Star Magnitude and Flux

Luminosity

The Luminosity(L) of an object is the amount of energy emitted in one second in the form of light. This is measured in Joules($sec^{-1}$) or Watts For the majority of stars light is emitted isotropically(in all directions) with a few exceptions such as pulsars.

inverse square law

Flux

The flux(f) is the amount of light an observer measures at a distance from the object this can also be called the flux density. This is the power observed at a distance(d) in one second in an area of $1m^2$.

$f=\frac{L}{4\pid^2} $

Units are given in: Watts($m^{-2}$)
This formula can be derived by the fact that the light spreads over a sphere in equal proportion(the inverse square law).

Comparing Flux

The energy passing through a unit area decreases with the square of d. Thus we can can compare flux and distance as below.

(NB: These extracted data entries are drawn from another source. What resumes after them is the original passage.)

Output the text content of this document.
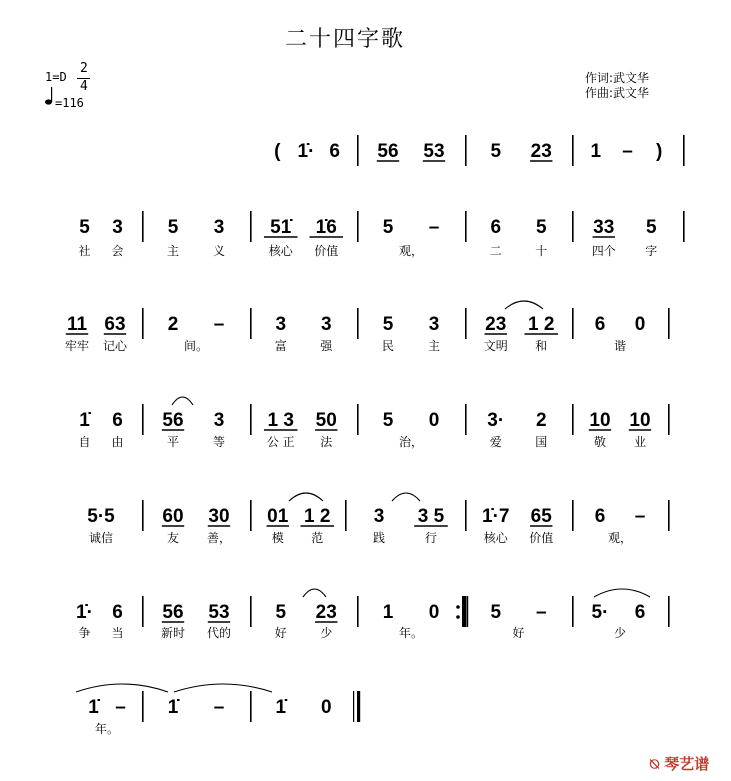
二十四字歌
1=D
2
4
=116
作词:武文华
作曲:武文华
( 1̇· 6 56 53 5 23 1 – )
5 3
社 会
5 3
主	义
51̇ 1̇6
核心 价值
5 –
观，
6 5
二	十
33 5
四个 字
11 63
牢牢 记心
2 –
间。
3 3
富	强
5 3
民	主
23 1 2
文明 和
6 0
谐
1̇ 6
自 由
56 3
平	等
1 3 50
公 正 法
5 0
治，
3· 2
爱	国
10 10
敬 业
5·5
诚信
60 30
友 善，
01 1 2
模 范
3 3 5
践	行
1̇·7 65
核心 价值
6 –
观，
1̇· 6
争 当
56 53
新时 代的
5 23
好	少
1 0
年。
5 –
好
5· 6
少
1̇ –
年。
1̇ –	1̇ 0
⍉ 琴艺谱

$ \frac{f1}{f2} = [\frac{d2}{d1}]^2 $

Discussion of Scales

The units of Watts($m^{-2}$) may be inconvenient to use on an astronomical scale. Sometimes a unit called the Jansky(Jy) $= 10x10^{-26} Wm^{-2}Hz^{-2}$. These are linear scales which is useful for very small numbers but is not very convenient when dealing with large ranges. For this reason astronomers often use a logarithmic scale in terms of magnitudes.

graph of 2.5logx

The Magnitude Scale

Stars are divided into 5 classes ( $1 \rightarrow 6$ ) with class 1 been the brightest. This scale was derived from visual observations by classical astronomers therefore the classes $1 \rightarrow 6$ represent most the visible stars we can see from earth. When this system was devised the concept of 0 was not known but nowadays we use 0 as the reference class (Vega is an example of a class 0 star).

The Difference of 5 classes is 100x in flux but the human eye sees logarithmically for example going from class $1 \rightarrow 2$ is going to a star about half as bright.
1 magnitude $\equiv$ factor of $100^{1/5}$ difference in flux or 2.5 this ratio is called Pogson's Law

Apparent Magnitude

Based on the above we can compare stars apparent magnitudes or flux of 2 stars.

$m1 – m2 = -2.5log{[\frac{f1}{f2}]}$

Note: log is used as log to the base 10 ln will be used to represent the natural logarithm.
Linear scales make sense for systems which detect light linearly like image sensors. Logarithmic scales are useful for systems like our eyes or photographic film which record light logarithmically.

Absolute Magnitude

We can define an an absolute magnitude(M) to be the apparent magnitude of a star at a distance of 10 parsecs from us. This is useful as it will allow us to compare simmilar stars based on their luminosity rather than what we percieve their brightness to be.

$\frac{f(d)}{f(10pc)} = \frac{10}{d^2}$
$m1 - m2 = m - M$
$= -2.5log[ \frac{f(d)}{f(10pc)} ]$
$= -2.5log[ (\frac{10}{d} )^2 ]$
$= -2.5log[ (\frac{d}{10})^{-2} ]$
$ = -2.5 x -2log[ \frac{d}{10} ]$
$ m – M = 5log[ \frac{d}{10pc} ] $

This equation is called the distance modulus equation and we can use this to get the absolute magnitude of an object at a known distance(d).